Key Experimental Results

Main Results

Method Copy Rate↓ FID↓ CLIP Score↑ KID↓
DCR 3.2 7.9 30.5 2.9
LDM-T2I 5.3 10.4 33.2 3.1
SD2.1-base 7.4 8.3 27.8 3.3
RAPTA (Ours) 2.6 8.1 23.1 1.6

Robustness Evaluation (Similarity Stability under Noise/Geometric Attacks)

Method Original Gaussian Noise Gaussian Blur Poisson Salt-and-Pepper Speckle
LPIPS↓ 0.233 0.444 0.335 0.375 0.612 0.569
SSCD 0.680 0.594 0.443 0.429 0.485 0.407
DreamSim 0.857 0.781 0.714 0.691 0.689 0.707
ADMCD 0.974 0.923 0.940 0.929 0.871 0.894

Key Findings

  • RAPTA reduces the copy rate from 7.4 (SD2.1) to 2.6 (−64.9%), while KID drops from 3.3 to 1.6 (−51.5%).
  • CLIP Score decreases from 27.8 to 23.1, revealing a trade-off between memorization mitigation and text–image alignment.
  • ADMCD achieves the highest and most stable similarity across all attack types (0.871–0.974 vs. DreamSim's 0.689–0.857).
  • In top-5 retrieval, ADMCD produces the clearest ranking — the nearest neighbor score (0.959) is substantially higher than the second-nearest (0.859), whereas DreamSim shows a smaller margin.

Highlights & Insights

  • The training-time augmentation strategy is elegant: it requires no architectural changes, no additional loss terms, and only replaces the conditioning embedding at each iteration, incurring minimal overhead.
  • The three-stream attention fusion detector is general — it can be applied to any scenario requiring robust image similarity measurement.
  • The fully zero-training detector requires no annotated data for classifier training; it deploys directly using pretrained features and threshold calibration.
  • Discretizing spatial positions onto a \(3\times3\) grid is a practical design choice — it avoids the combinatorial explosion of continuous coordinates while retaining sufficient spatial information.

Limitations & Future Work

  • The evaluation set contains only 1,200 pairs, with approximately 25 retrieve/exact copy pairs, which is small in scale and class-imbalanced.
  • The copy rate on LAION-10k may underestimate real-world memorization levels, as acknowledged by the authors.
  • RAPTA relies on the quality of the pretrained detector — failure cases on certain image categories would prevent meaningful variant generation.
  • The notable CLIP Score drop (27.8 → 23.1) indicates an inherent tension between memorization mitigation and text–image alignment.
  • The impact of alternative detectors (DINO, GroundingDINO) or LLM-generated templates has not been explored.
  • vs. inference-time perturbation methods: Random token insertion, BLIP rephrasing, and embedding noise operate only at inference time and degrade output quality; RAPTA reduces memorization at the training source and preserves semantic consistency through CLIP scoring.
  • vs.
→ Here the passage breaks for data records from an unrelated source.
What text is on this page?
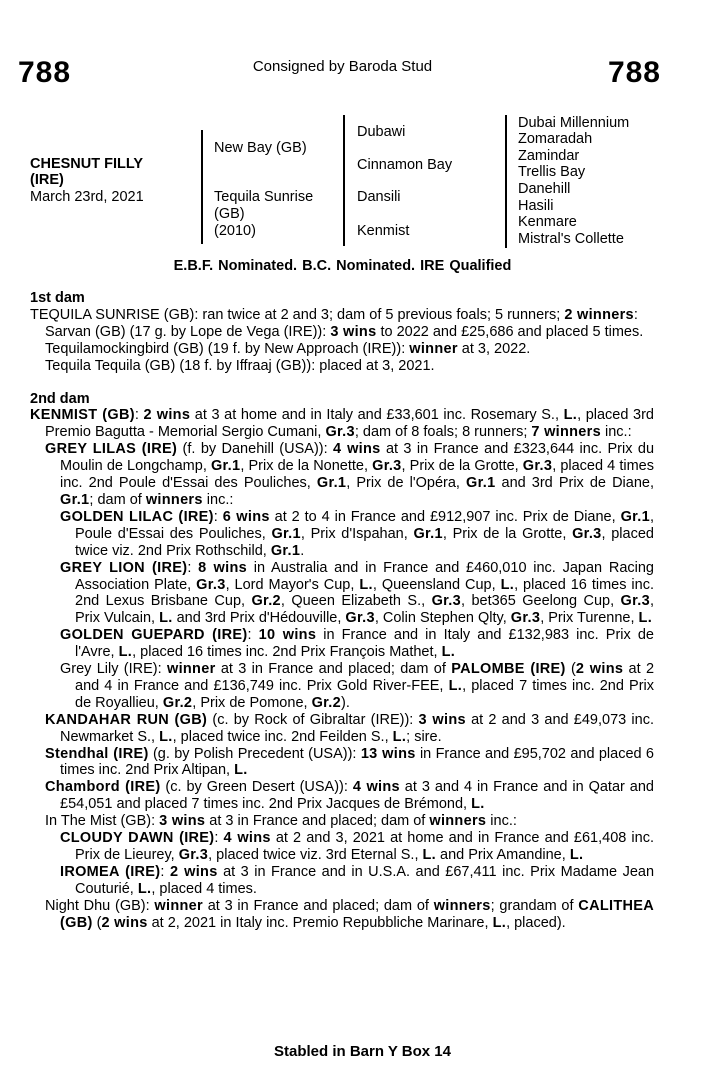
788	Consigned by Baroda Stud	788
CHESNUT FILLY
(IRE)
March 23rd, 2021
New Bay (GB)
Tequila Sunrise
(GB)
(2010)
Dubawi
Cinnamon Bay
Dansili
Kenmist
Dubai Millennium
Zomaradah
Zamindar
Trellis Bay
Danehill
Hasili
Kenmare
Mistral's Collette
E.B.F. Nominated. B.C. Nominated. IRE Qualified
1st dam
TEQUILA SUNRISE (GB): ran twice at 2 and 3; dam of 5 previous foals; 5 runners; 2 winners:
Sarvan (GB) (17 g. by Lope de Vega (IRE)): 3 wins to 2022 and £25,686 and placed 5 times.
Tequilamockingbird (GB) (19 f. by New Approach (IRE)): winner at 3, 2022.
Tequila Tequila (GB) (18 f. by Iffraaj (GB)): placed at 3, 2021.
2nd dam
KENMIST (GB): 2 wins at 3 at home and in Italy and £33,601 inc. Rosemary S., L., placed 3rd Premio Bagutta - Memorial Sergio Cumani, Gr.3; dam of 8 foals; 8 runners; 7 winners inc.:
GREY LILAS (IRE) (f. by Danehill (USA)): 4 wins at 3 in France and £323,644 inc. Prix du Moulin de Longchamp, Gr.1, Prix de la Nonette, Gr.3, Prix de la Grotte, Gr.3, placed 4 times inc. 2nd Poule d'Essai des Pouliches, Gr.1, Prix de l'Opéra, Gr.1 and 3rd Prix de Diane, Gr.1; dam of winners inc.:
GOLDEN LILAC (IRE): 6 wins at 2 to 4 in France and £912,907 inc. Prix de Diane, Gr.1, Poule d'Essai des Pouliches, Gr.1, Prix d'Ispahan, Gr.1, Prix de la Grotte, Gr.3, placed twice viz. 2nd Prix Rothschild, Gr.1.
GREY LION (IRE): 8 wins in Australia and in France and £460,010 inc. Japan Racing Association Plate, Gr.3, Lord Mayor's Cup, L., Queensland Cup, L., placed 16 times inc. 2nd Lexus Brisbane Cup, Gr.2, Queen Elizabeth S., Gr.3, bet365 Geelong Cup, Gr.3, Prix Vulcain, L. and 3rd Prix d'Hédouville, Gr.3, Colin Stephen Qlty, Gr.3, Prix Turenne, L.
GOLDEN GUEPARD (IRE): 10 wins in France and in Italy and £132,983 inc. Prix de l'Avre, L., placed 16 times inc. 2nd Prix François Mathet, L.
Grey Lily (IRE): winner at 3 in France and placed; dam of PALOMBE (IRE) (2 wins at 2 and 4 in France and £136,749 inc. Prix Gold River-FEE, L., placed 7 times inc. 2nd Prix de Royallieu, Gr.2, Prix de Pomone, Gr.2).
KANDAHAR RUN (GB) (c. by Rock of Gibraltar (IRE)): 3 wins at 2 and 3 and £49,073 inc. Newmarket S., L., placed twice inc. 2nd Feilden S., L.; sire.
Stendhal (IRE) (g. by Polish Precedent (USA)): 13 wins in France and £95,702 and placed 6 times inc. 2nd Prix Altipan, L.
Chambord (IRE) (c. by Green Desert (USA)): 4 wins at 3 and 4 in France and in Qatar and £54,051 and placed 7 times inc. 2nd Prix Jacques de Brémond, L.
In The Mist (GB): 3 wins at 3 in France and placed; dam of winners inc.:
CLOUDY DAWN (IRE): 4 wins at 2 and 3, 2021 at home and in France and £61,408 inc. Prix de Lieurey, Gr.3, placed twice viz. 3rd Eternal S., L. and Prix Amandine, L.
IROMEA (IRE): 2 wins at 3 in France and in U.S.A. and £67,411 inc. Prix Madame Jean Couturié, L., placed 4 times.
Night Dhu (GB): winner at 3 in France and placed; dam of winners; grandam of CALITHEA (GB) (2 wins at 2, 2021 in Italy inc. Premio Repubbliche Marinare, L., placed).
Stabled in Barn Y Box 14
DreamSim/SSCD: DreamSim is optimized for general perceptual similarity rather than copy detection; SSCD's single-stream global embedding is insufficiently sensitive to local differences. ADMCD's three-stream fusion with attention comprehensively outperforms both in robustness and discriminability.
  • vs. GLIGEN/ControlNet grounding: These methods condition on objects or layouts but generic templates may cause semantic drift; RAPTA's prompt variants are strictly anchored to the actual detected content of each image.
  • Insight: The three-stream fusion detection paradigm is transferable to deepfake detection, image watermark verification, and related domains.

Rating

  • Novelty: ⭐⭐⭐⭐ The combination of training-time region-aware prompt augmentation and three-stream fusion detection is relatively novel, though each individual technique is not entirely new.
  • Experimental Thoroughness: ⭐⭐⭐ Robustness validation is thorough, but the evaluation set is small (only 25 exact copy pairs) and systematic comparisons with more mitigation baselines are lacking.
  • Writing Quality: ⭐⭐⭐⭐ The structure is clear, method descriptions are detailed, and figures and tables are well organized.
  • Value: ⭐⭐⭐⭐ Diffusion model memorization is a prominent research topic; ADMCD as a general-purpose similarity metric holds broad application potential.